No limos. No roaming spotlights. Not even a marquee. Outside the Holiday Inn Crowne Plaza in Rockville last night, it was just another steamy summer night in the suburbs.

But inside it was even steamier.

It was the monthly Monday night fights, featuring blood, sweat and "The Babe."

The first belonged to light heavyweight Jason Waller of Stafford, Va., up against Fabian Garcia of Rockville. "Will be a war," the promoters promised.

It was a short and messy one.

Moments after the start of the second round Waller went down. Hard. A steady stream of blood poured out onto the blue canvas. They called the fight.

The sweat wasn't just on the fighters. More than 600 men -- and about 10 women -- packed the hotel ballroom, shouting, cursing, cheering. It was stifling, but it was intimate.

"This place is so small, every seat in the place is great," said one spectator on entering the ballroom.

Ringside seats were $50, general admission $25.

Out in the lobby, munching on chili dogs and pizza and slurping cold beer, fans were trading old fight stories.

"... and BOOM!" said one, as he motioned with an uppercut, "there was this little trickle of blood coming out of his mouth."

"I used to box a little bit," said 16-year-old Danny Ben Debba of Hereford, Md., "and my father used to take me to fights. He said we saw Cassius Clay once, but I don't remember."

"There she is," shouted his friend Tim Daughton, 15. "The Playboy girl."

That would be the Babe.

"There have been Round Card Girls around as long as there's been boxing," she said. "If the fight's no good, there's always a knockout."

Her name is Leslie Glass and she's from southwest Baltimore. She's a full-time Round Card Girl. That's the person who gets up in the ring and prances from corner to corner holding a card with the number of the next round on it.

In 1988, Ring Magazine named her Round Card Girl of the year. And in 1988, she appeared in Playboy's "Women of Washington" issue.

You could say it was a stellar year for Miss Glass.

She's now under exclusive contract (as a Round Card Girl) for the Taj Mahal and Trump Plaza in Atlantic City. She was on loan last night.

"I do all the Mike Tyson fights," she said, "except the one he lost. It was an omen. Everyone says it was bad luck."

She was sitting ringside before the fights began, barely dressed in her first costume of the evening, a black, bra-top bodysuit, tails, fishnet stockings, four-inch stilettos and a gold Playboy bunny pendant. She was having a dickens of a time with her hair.

"It keeps getting caught in my lipstick," she sighed. "You know, you have to wear like 10 inches of makeup to do these things, so when you're in the center of the ring ..."

She was interrupted by a fan. Men were lining up, hoping to get an autograph on one of those 8-by-10 color glossies stacked up next to her. The ones of Glass in a shredded pink tank top and red boxing gloves.

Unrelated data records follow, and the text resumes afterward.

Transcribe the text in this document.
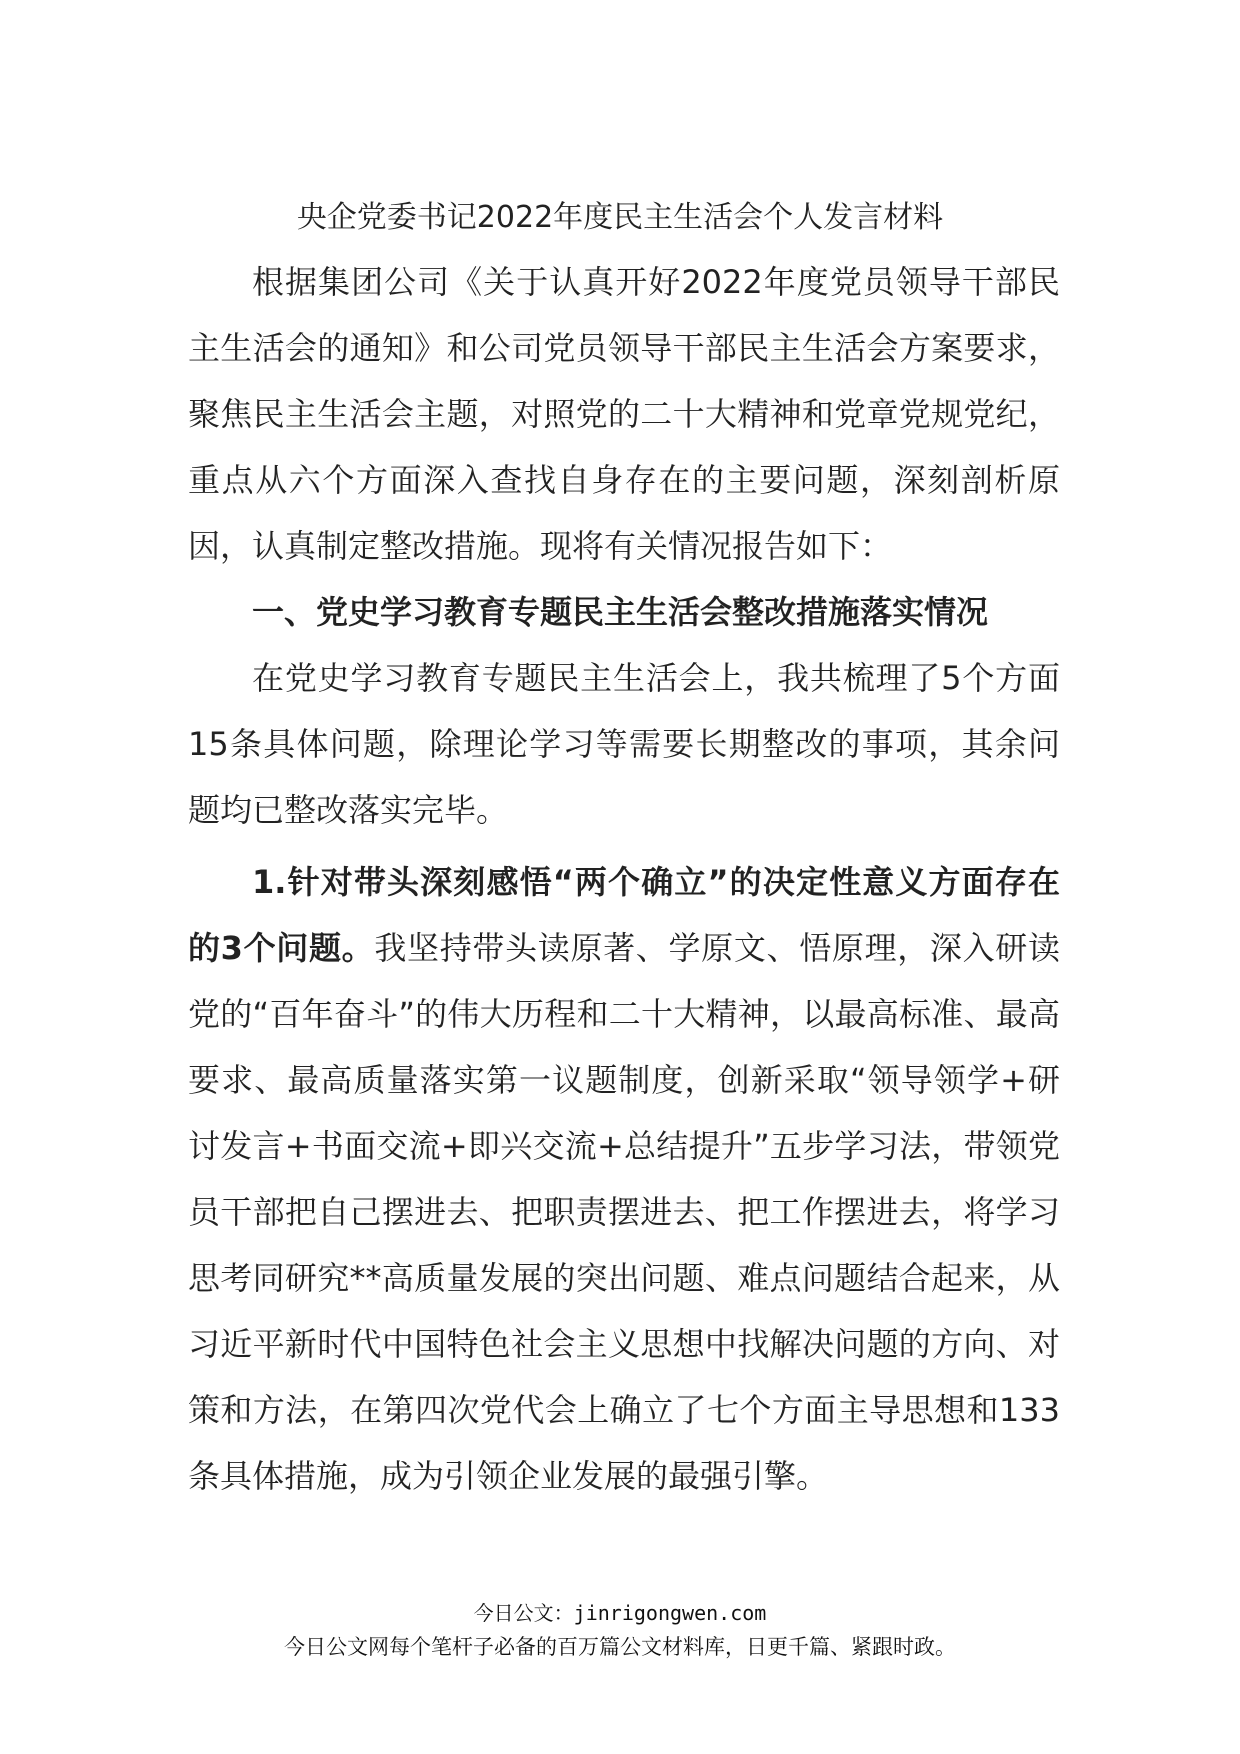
央企党委书记2022年度民主生活会个人发言材料

根据集团公司《关于认真开好2022年度党员领导干部民主生活会的通知》和公司党员领导干部民主生活会方案要求，聚焦民主生活会主题，对照党的二十大精神和党章党规党纪，重点从六个方面深入查找自身存在的主要问题，深刻剖析原因，认真制定整改措施。现将有关情况报告如下：

一、党史学习教育专题民主生活会整改措施落实情况

在党史学习教育专题民主生活会上，我共梳理了5个方面15条具体问题，除理论学习等需要长期整改的事项，其余问题均已整改落实完毕。

1.针对带头深刻感悟“两个确立”的决定性意义方面存在的3个问题。我坚持带头读原著、学原文、悟原理，深入研读党的“百年奋斗”的伟大历程和二十大精神，以最高标准、最高要求、最高质量落实第一议题制度，创新采取“领导领学+研讨发言+书面交流+即兴交流+总结提升”五步学习法，带领党员干部把自己摆进去、把职责摆进去、把工作摆进去，将学习思考同研究**高质量发展的突出问题、难点问题结合起来，从习近平新时代中国特色社会主义思想中找解决问题的方向、对策和方法，在第四次党代会上确立了七个方面主导思想和133条具体措施，成为引领企业发展的最强引擎。

今日公文：jinrigongwen.com
今日公文网每个笔杆子必备的百万篇公文材料库，日更千篇、紧跟时政。
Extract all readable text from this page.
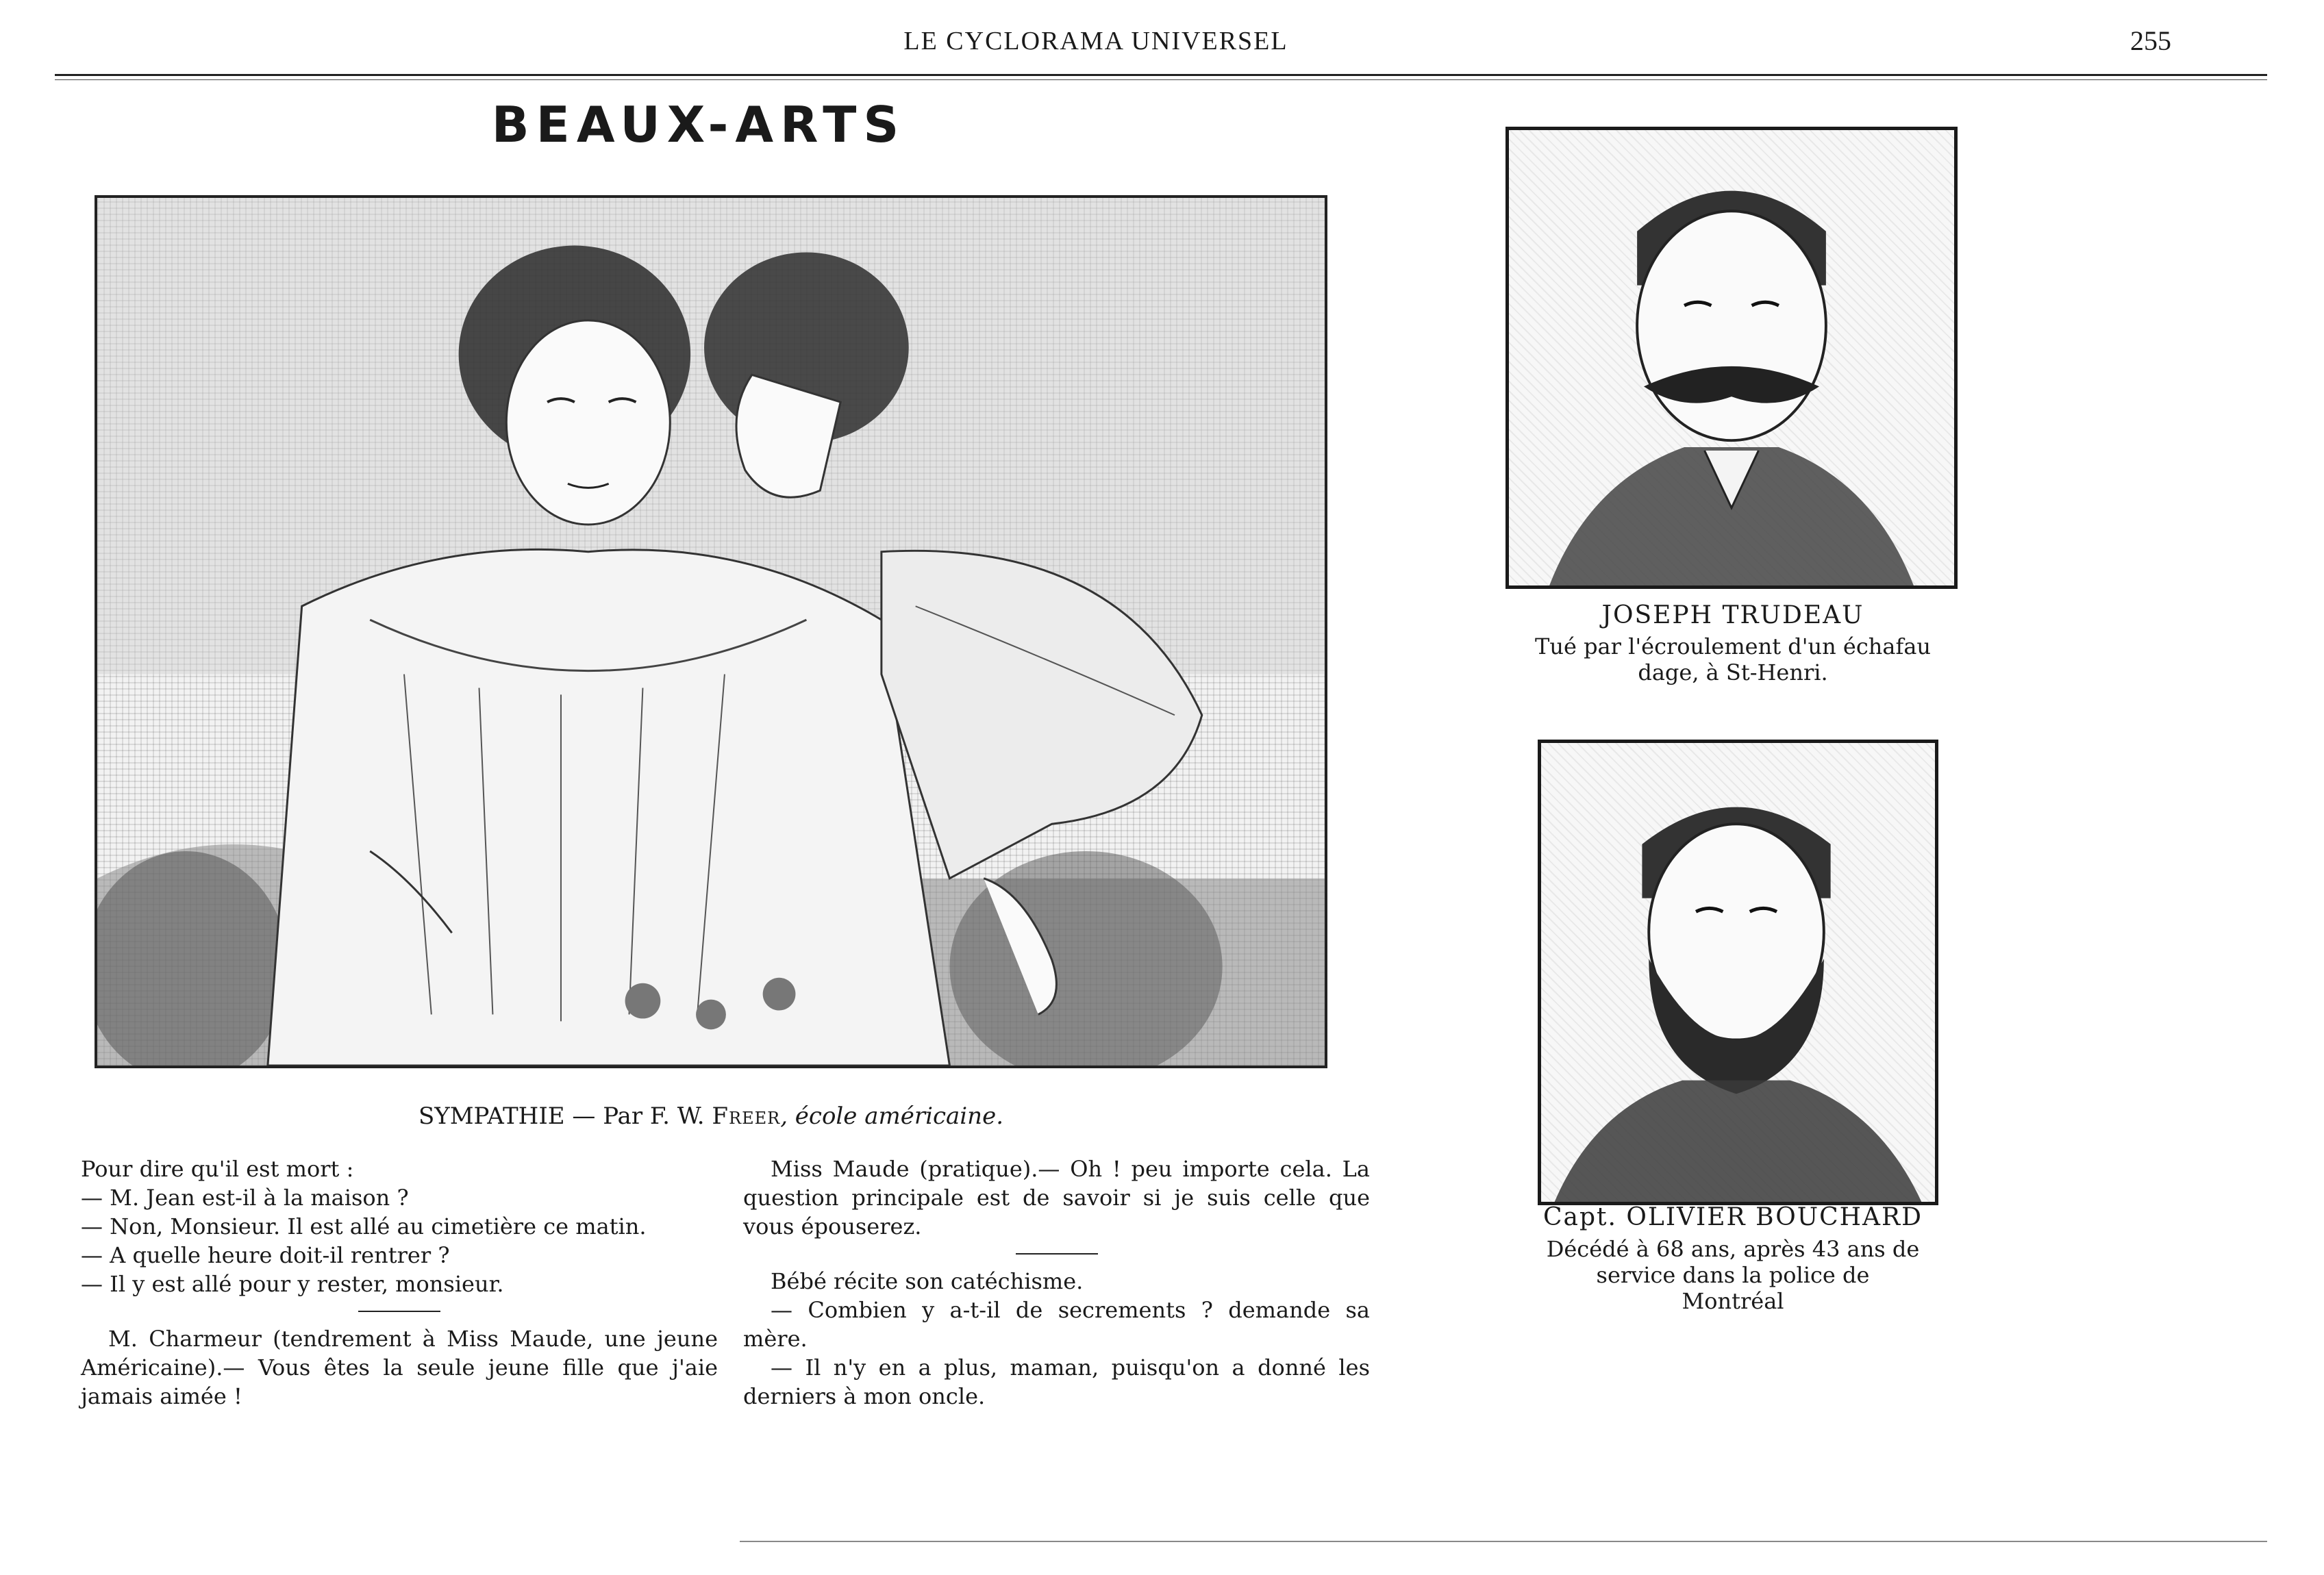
LE CYCLORAMA UNIVERSEL	255
BEAUX-ARTS
SYMPATHIE — Par F. W. Freer, école américaine.

Pour dire qu'il est mort :

— M. Jean est-il à la maison ?

— Non, Monsieur. Il est allé au cimetière ce matin.

— A quelle heure doit-il rentrer ?

— Il y est allé pour y rester, monsieur.

M. Charmeur (tendrement à Miss Maude, une jeune Américaine).— Vous êtes la seule jeune fille que j'aie jamais aimée !

Miss Maude (pratique).— Oh ! peu importe cela. La question principale est de savoir si je suis celle que vous épouserez.

Bébé récite son catéchisme.

— Combien y a-t-il de secrements ? demande sa mère.

— Il n'y en a plus, maman, puisqu'on a donné les derniers à mon oncle.

JOSEPH TRUDEAU
Tué par l'écroulement d'un échafau
dage, à St-Henri.
Capt. OLIVIER BOUCHARD
Décédé à 68 ans, après 43 ans de
service dans la police de
Montréal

"Five dollars," she said. "Apiece."

"Even for the press?" he protested.

"Well," as she picked up the big black marker, "Okay. But don't tell anyone. They'll all want them for free."

Glass just wrapped up filming "Rocky V" with Sylvester Stallone. She played the part of the Round Card Girl.

What was it like working with Stallone?

"Well, I went out with him," she offered, instantly. "For three months. Last winter. ... "When I went out with him the first time, you know, my girlfriend Geeeeeeena, well, she's in love with him, and I kept thinking to myself, 'If she knew where I was and what I was doing right now, she would DIE!"

There were a lot of hometown boys on last night's card. Junior welterweight Tony Pressley of Washington faced John "Boy Wonder" Bizzarro of Erie, Pa.

"His dad was a big fighter," said fight promoter Don Elbaum of Bizzarro. "His dad knocked down Roberto Duran once."

"Johnny, step in! Step in!" he yelled at Bizzarro in his Don Corleone voice. The young fighter looked away from his competitor to Elbaum, nodded. "Down here, Johnny," he shouted, pointing to his stomach, "Down here!"

"The neutral promoter," quipped one sportswriter. "He used to promote his dad."

"He knocked down Duran," said another.

"No he didn't," sneered the first. "It's a lie, I saw the fight. His dad was running away from Roberto Duran for 15 rounds."

In the heavyweight class was 206-pound Phil Gilberti of Rockville vs. Sam "The Grim Reaper" Atkins of Hagerstown at 236 1/2.

The Grim Reaper was a moose. Buzz cut, thick waist, rose tattoo on his left shoulder. When he landed a punch, it went THUMP! the whole place went THUMP!

The main event pitted cruiserweights Richard "Hardface" Mason of Cincinnati and Dean Moore of Forest City, N.C. It was expected to be an easy win for the Hardface.

When he walked into the ballroom, surrounded by his trainers, a woman screamed, "I love you, Hardface!"

A smile broke that hardface -- but only for a moment.